Forse il suo ritratto poteva rivelarle le celate sfaccettature
della sua personalità che appariva quasi inesistente.
Che Cosa c’era dietro quei gesti?
La sua voce perché era così spenta?
Tracciava linee delicate e morbide, per rendere giustizia a
quel viso infantile e impassibile, magari la matita poteva svelargli la
verità.
Si lasciò distrarre da lui, per un attimo, era incantata dal
modo in cui prendeva a caso un tassello e magicamente era quello
giusto, senza
mai sgarrare.
Dopotutto era un puzzle bianco, tutti i pezzi apparivano
quasi uguali.
Near non esitava un secondo e quando lo finiva, lo
distruggeva per poi ricomporlo.
Era un gesto così ossessivo, ma ai suoi occhi appariva quasi
normale.
In quell’orfanotrofio tutto era possibile.
Ritornò sul suo album per rifinire il disegno, forse un
po’
innervosita, perché non era riuscita a donare
un’anima a quel pezzo di carta
bianca e insignificante.
Near non parlò, ogni tanto alzava su la testa come Linda
aveva
chiesto.
Lei finì e prese la sua scatola di matite. Forse con un
po’
di colore sarebbe stato più bello.
La guardò un po’ amareggiata osservando per bene i
capelli e
l’abbigliamento di Near.
Si fece coraggio e gli domandò il perché,
terrorizzata da un
altro lungo e straziante silenzio.
-Near perché ti vesti sempre di bianco?-
-Perché non conosco i colori-
Linda rimase basita dalla risposta, come faceva a non
conoscerli?
-In che senso?-
Near non la degnò di uno sguardo, cominciò ad
arricciarsi i
capelli con le dita e rispose.
-Al mondo esistono solo due colori, il bianco e il nero. Non
esistono sfumature, è soltanto una nostra illusione. Quelle
matite che tieni
tra le mani rappresentano la falsità, il cielo non ha mai
detto di essere
azzurro, è soltanto la sua maschera per celare luce e buio.
Io voglio essere luce, conosco la giustizia e so che è
bianca, perché indossare una maschera di colore?-.
Near chinò la testa e guardò il suo puzzle
completato, era
bianco e così perfetto.
Anni
dopo guardare quel puzzle gli faceva ribrezzo, lo
schifava.
Era stato appena completato, sì.
Ma da chi?
Stringeva tra le mani pezzi consumati, ormai persi, usati.
Non provava più quella sensazione di soddisfazione, era fin
troppo lontana dalla realtà.
Quei pezzetti di cartone non davano più felicità
o forse non
l’avevano mai data.
Rimpianse l’infanzia e quell’ingenuità
tipica di ogni
bambino.
Anche lui lo era, inutile negarlo, solo ora l’aveva capito.
Chiudere gli occhi e dimenticare era impossibile, o meglio
non voleva farlo.
Agiva da automa. la sua voce afona rispecchiava il suo stato
d’animo.
Per lui era semplice nascondersi; tra gesti ossessivi o
barriere di carte.
Nessuno lo conosceva, della sua esistenza non importa più a
nessuno, apparte per motivi di lavoro.
Gli mancava l’odio.
Era desideroso di essere odiato, ancora una volta, per
capire cosa si nascondesse.
Che cosa celava Mello dietro quello sguardo capace di
uccidere?
Cogliere la verità che giaceva sul fondo.

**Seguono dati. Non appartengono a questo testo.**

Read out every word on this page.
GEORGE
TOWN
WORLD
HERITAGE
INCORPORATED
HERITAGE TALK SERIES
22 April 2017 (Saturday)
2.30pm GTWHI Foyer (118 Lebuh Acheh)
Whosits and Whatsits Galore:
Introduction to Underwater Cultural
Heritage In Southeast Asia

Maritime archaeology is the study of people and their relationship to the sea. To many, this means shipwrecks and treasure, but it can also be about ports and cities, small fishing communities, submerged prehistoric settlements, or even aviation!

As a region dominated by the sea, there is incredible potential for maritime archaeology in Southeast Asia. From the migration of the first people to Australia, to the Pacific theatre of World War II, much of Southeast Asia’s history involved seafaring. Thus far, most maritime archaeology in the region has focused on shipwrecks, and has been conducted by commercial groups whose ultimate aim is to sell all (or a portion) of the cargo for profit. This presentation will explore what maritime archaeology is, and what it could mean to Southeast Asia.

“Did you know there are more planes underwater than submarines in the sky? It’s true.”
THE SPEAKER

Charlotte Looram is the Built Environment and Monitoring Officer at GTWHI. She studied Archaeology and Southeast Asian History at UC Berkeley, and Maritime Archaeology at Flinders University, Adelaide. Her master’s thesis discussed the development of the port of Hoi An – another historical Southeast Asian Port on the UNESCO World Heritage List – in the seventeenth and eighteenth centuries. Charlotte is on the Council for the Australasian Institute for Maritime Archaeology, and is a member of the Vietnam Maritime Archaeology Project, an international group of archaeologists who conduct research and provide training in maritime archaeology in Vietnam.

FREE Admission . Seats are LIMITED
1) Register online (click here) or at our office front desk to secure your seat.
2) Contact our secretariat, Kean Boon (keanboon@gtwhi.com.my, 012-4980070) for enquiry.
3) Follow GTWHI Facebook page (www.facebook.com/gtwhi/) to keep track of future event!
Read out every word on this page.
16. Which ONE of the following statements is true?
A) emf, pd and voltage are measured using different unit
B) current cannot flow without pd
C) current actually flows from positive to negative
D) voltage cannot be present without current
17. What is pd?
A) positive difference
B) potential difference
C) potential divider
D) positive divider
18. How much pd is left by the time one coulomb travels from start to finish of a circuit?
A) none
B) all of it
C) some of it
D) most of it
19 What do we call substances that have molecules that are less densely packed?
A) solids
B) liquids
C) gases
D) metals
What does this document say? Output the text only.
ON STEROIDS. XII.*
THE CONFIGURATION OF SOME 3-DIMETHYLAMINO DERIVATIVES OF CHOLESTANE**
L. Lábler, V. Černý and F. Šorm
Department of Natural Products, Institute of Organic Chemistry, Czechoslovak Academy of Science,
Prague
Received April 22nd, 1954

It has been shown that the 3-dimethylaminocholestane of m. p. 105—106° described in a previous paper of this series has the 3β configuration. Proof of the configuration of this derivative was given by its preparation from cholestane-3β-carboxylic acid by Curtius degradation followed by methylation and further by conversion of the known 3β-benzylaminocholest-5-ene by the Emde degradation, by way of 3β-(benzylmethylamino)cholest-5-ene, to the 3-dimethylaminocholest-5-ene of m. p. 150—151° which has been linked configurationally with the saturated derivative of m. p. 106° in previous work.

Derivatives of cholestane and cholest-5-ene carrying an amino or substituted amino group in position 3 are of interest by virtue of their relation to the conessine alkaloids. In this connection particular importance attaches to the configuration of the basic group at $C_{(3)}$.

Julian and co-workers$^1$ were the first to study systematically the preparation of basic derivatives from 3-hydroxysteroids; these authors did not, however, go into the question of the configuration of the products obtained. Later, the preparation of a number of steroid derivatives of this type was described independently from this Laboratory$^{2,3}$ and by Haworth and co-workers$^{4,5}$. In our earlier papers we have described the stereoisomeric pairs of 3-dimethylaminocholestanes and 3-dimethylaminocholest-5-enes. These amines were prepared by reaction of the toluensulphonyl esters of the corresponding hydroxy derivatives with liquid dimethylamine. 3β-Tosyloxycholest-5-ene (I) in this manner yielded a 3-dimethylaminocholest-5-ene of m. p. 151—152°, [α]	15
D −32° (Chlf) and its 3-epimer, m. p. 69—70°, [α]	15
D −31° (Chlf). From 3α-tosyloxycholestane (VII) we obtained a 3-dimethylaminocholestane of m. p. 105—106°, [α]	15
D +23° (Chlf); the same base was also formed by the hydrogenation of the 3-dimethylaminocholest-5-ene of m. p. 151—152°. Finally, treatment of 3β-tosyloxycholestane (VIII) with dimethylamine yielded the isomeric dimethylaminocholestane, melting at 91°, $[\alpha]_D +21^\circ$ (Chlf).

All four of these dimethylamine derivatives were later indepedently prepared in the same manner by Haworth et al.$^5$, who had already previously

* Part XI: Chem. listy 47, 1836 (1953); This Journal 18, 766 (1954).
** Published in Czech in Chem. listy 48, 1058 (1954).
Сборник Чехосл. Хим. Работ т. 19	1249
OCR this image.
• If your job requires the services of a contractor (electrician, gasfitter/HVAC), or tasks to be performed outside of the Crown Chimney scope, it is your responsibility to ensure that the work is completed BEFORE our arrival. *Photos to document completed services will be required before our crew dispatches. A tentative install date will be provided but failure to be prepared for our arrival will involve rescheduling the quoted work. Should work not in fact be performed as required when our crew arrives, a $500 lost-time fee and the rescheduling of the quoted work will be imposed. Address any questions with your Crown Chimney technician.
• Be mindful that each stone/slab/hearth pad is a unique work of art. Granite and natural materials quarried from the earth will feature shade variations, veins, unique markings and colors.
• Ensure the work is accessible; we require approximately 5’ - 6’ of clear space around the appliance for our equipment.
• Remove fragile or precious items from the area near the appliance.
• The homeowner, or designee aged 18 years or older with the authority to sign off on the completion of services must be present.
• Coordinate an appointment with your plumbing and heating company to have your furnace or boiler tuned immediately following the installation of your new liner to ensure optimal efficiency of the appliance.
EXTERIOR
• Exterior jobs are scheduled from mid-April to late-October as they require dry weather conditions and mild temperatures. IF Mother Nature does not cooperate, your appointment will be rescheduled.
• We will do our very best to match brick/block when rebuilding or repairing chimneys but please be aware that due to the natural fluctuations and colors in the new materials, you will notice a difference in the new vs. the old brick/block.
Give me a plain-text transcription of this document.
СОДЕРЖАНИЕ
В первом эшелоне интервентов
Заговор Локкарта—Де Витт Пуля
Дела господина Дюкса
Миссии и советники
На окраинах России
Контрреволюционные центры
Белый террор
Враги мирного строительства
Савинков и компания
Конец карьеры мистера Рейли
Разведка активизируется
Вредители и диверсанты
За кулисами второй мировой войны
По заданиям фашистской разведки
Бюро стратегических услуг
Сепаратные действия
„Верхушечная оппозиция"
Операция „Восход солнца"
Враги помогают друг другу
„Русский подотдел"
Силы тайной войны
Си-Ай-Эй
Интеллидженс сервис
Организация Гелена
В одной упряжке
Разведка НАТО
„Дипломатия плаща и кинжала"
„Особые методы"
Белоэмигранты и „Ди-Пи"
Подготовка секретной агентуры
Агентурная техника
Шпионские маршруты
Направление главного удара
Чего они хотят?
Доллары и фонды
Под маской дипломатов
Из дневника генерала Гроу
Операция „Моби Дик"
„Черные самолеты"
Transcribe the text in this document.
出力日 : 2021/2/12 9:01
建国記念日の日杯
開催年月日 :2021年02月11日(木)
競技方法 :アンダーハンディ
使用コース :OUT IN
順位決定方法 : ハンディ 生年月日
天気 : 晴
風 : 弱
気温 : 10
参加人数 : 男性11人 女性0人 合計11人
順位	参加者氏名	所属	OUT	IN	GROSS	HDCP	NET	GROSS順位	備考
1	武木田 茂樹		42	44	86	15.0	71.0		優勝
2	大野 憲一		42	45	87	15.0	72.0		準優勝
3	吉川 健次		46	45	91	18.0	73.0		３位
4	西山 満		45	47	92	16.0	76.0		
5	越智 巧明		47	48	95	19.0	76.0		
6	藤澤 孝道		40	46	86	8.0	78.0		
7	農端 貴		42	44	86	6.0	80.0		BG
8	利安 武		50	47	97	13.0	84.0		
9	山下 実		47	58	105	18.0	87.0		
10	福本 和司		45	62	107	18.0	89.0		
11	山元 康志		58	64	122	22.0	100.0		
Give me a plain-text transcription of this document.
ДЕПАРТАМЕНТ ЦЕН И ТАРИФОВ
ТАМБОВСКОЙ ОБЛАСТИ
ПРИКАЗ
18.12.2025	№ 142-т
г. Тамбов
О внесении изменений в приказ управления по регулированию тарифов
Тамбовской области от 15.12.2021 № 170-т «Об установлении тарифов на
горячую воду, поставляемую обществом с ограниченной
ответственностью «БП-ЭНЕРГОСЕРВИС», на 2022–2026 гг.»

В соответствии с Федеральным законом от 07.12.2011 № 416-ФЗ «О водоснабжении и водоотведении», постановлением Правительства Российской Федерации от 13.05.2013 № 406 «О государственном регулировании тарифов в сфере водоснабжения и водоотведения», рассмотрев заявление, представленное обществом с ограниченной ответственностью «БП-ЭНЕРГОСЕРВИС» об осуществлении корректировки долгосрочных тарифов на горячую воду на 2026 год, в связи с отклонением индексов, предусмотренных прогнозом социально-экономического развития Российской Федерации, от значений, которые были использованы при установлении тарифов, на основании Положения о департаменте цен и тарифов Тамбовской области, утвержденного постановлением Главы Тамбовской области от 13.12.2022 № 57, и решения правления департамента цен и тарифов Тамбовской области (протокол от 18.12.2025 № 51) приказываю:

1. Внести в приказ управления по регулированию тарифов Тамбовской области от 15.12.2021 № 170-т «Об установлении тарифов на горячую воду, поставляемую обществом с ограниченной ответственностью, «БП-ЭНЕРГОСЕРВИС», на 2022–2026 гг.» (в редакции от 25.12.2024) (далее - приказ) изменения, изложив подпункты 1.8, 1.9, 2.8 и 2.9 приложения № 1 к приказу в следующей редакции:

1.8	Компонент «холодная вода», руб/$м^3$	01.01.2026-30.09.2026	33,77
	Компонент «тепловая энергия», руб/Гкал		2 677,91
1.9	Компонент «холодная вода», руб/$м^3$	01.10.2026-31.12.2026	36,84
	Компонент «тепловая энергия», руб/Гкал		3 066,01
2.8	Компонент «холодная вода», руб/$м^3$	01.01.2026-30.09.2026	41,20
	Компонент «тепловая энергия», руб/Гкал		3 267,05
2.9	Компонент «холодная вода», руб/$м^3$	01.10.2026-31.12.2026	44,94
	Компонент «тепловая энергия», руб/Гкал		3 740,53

Quello era il caso più importante della sua vita.
E aveva perso.
Davanti a lui una schiera di caduti.
Le loro espressioni contraddittorie si beffavano di Near,
eppure lui era in piedi.
Rialzarli era un tentativo invano, non c’erano più
tasselli
da riordinare.
Tanti pezzi di plastica da gettare.
Quanto avrebbe voluto giocarci, per l’ultima volta.
Le sue mani bianche esitavano su ogni pezzo di puzzle.
Il bianco non gli apparteneva più.
-Near,
bisogna concludere il caso devi avv..- Lester
rimase sulla porta ancora incredulo.
Non ci poteva credere.
Near si sfregò le mani coperte da guanti color rosso acceso.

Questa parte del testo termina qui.